Editorial – New Church: Old Promise, New Promise

Note: Published with permission from the editor of The New Church in Victoria Newsletter

 

In preparation for New Church Day, we often focus on the promises in Revelation and Swedenborg’s writings about the holy city, the New Jerusalem, and the New Church. These promises are actually old promises as well. In the Hebrew Scriptures, Isaiah also told of new heavens and a new earth:

“See, I will create new heavens and a new earth. The former things will not be remembered, nor will they come to mind…
the sound of weeping and of crying will be heard in it no more.”
Isaiah 65: 17, 19

Revelation is a long letter written by the apostle John to the early Christian communities in what was then called Asia Minor, which is now most of Turkey. In the familiar Chapter 21, John reports a vision in which the One on the throne promises a New Jerusalem, and to make everything new.

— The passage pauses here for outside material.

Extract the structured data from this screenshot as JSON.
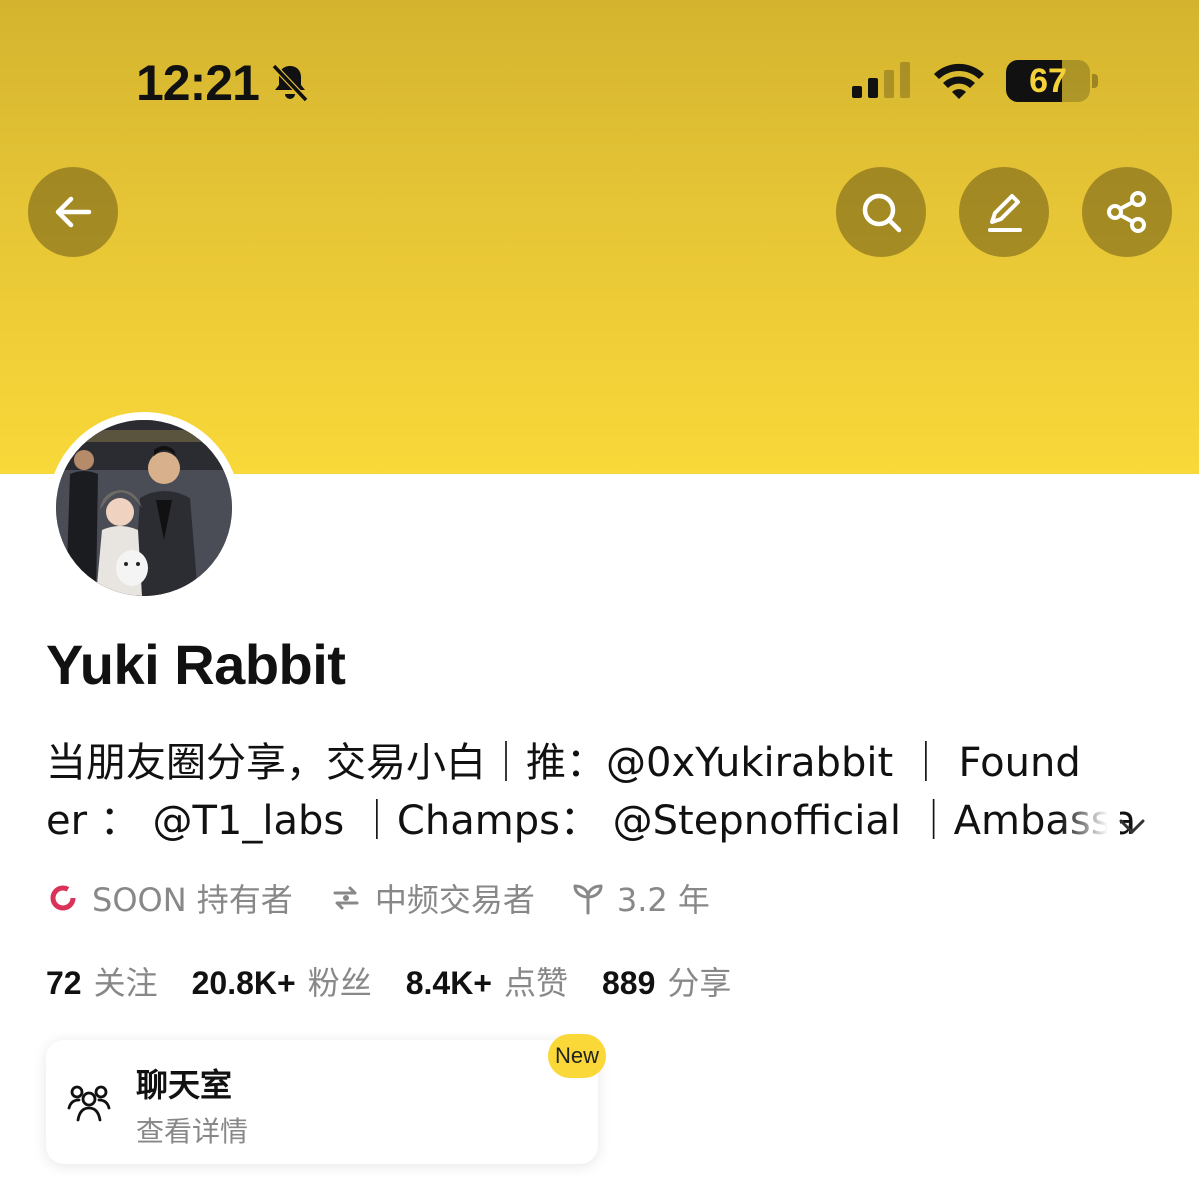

Then I saw a new heaven and a new earth. … I saw the Holy City, the new Jerusalem … descending out of heaven from God. … I heard a loud voice from the throne saying: “Look! The residence of God is among human beings. … He will wipe away every tear from their eyes. “Look! I am making all things new!”
Revelation 21: 1-5

Eight centuries earlier, the same promise had been made by the prophet Isaiah to Jewish communities. The promise was then repeated by Swedenborg almost seventeen centuries later, to established Christian communities in Europe. Swedenborg wrote about the New Jerusalem vision:

This symbolizes the New Church to be established by the Lord at the end of the previous one. … It is called a city … because of its teaching and its life in accordance with that teaching.
Apocalypse Revealed 879

Swedenborg restated the ancient prophecy as a “New Church” to be established on earth, which is in harmony with and affiliated with heaven. Clearly, this is an important promise, repeatedly given in the Judeo-Christian tradition and in many other religious traditions as well. It is a hope-filled promise of a new and better way of living.

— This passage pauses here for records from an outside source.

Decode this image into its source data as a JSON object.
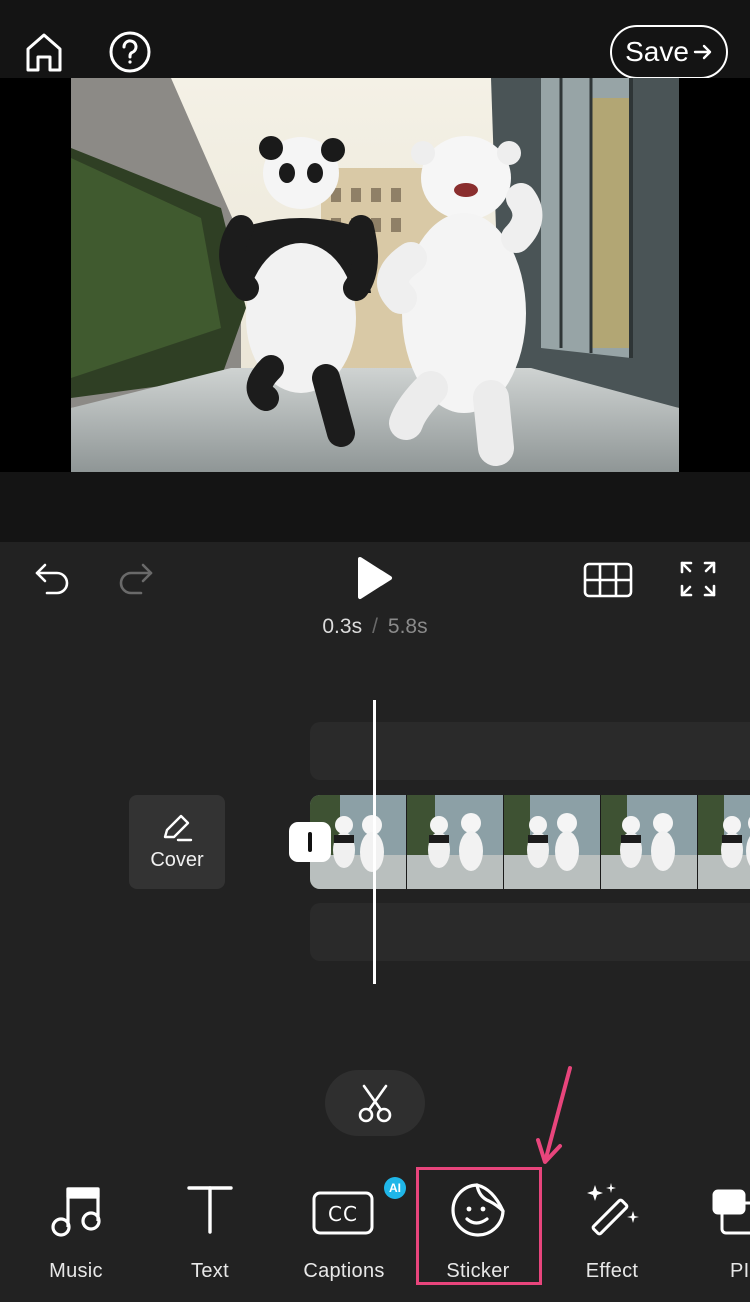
{
  "topbar": {
    "home_icon": "home-icon",
    "help_icon": "help-icon",
    "save_label": "Save"
  },
  "preview": {
    "description_icon": "video-preview"
  },
  "playback": {
    "current_time": "0.3s",
    "separator": "/",
    "total_time": "5.8s"
  },
  "timeline": {
    "cover_label": "Cover"
  },
  "toolbar": {
    "items": [
      {
        "label": "Music",
        "icon": "music-note-icon"
      },
      {
        "label": "Text",
        "icon": "text-icon"
      },
      {
        "label": "Captions",
        "icon": "captions-icon",
        "badge": "AI"
      },
      {
        "label": "Sticker",
        "icon": "sticker-icon"
      },
      {
        "label": "Effect",
        "icon": "magic-wand-icon"
      },
      {
        "label": "PI",
        "icon": "pip-icon"
      }
    ]
  },
  "colors": {
    "background": "#222222",
    "highlight": "#e8457c",
    "ai_badge": "#1fb6e8"
  }
}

Throughout human history, a “new church” always follows an advent of the Divine. It brings new teachings, and a new way of relating to the Divine. Isaiah 65 and Revelation 21 and Swedenborg’s writings all promise a beautiful time when people will live in ways that bring heaven on earth, and bring more input from the Divine into human lives. What does this mean for the world we live in today?

Today Swedenborgian/ New Church organisations are bringing onto earth their understanding of heaven and the Divine – amongst themselves, to their local communities, to international communities, and to online communities. Many social movements that have been in part influenced by Swedenborg’s work have made the world a better place. We can see this New Jerusalem in public education, child welfare, anti-slavery movements, and human rights. Despite violence, human trafficking, corruption, and terrorism, the new and more heavenly stands up to what is not consistent with the realm of the Divine. We are already seeing a world more in harmony with heaven, which is likely the descent of the Holy City and the beginning of the New Jerusalem around us.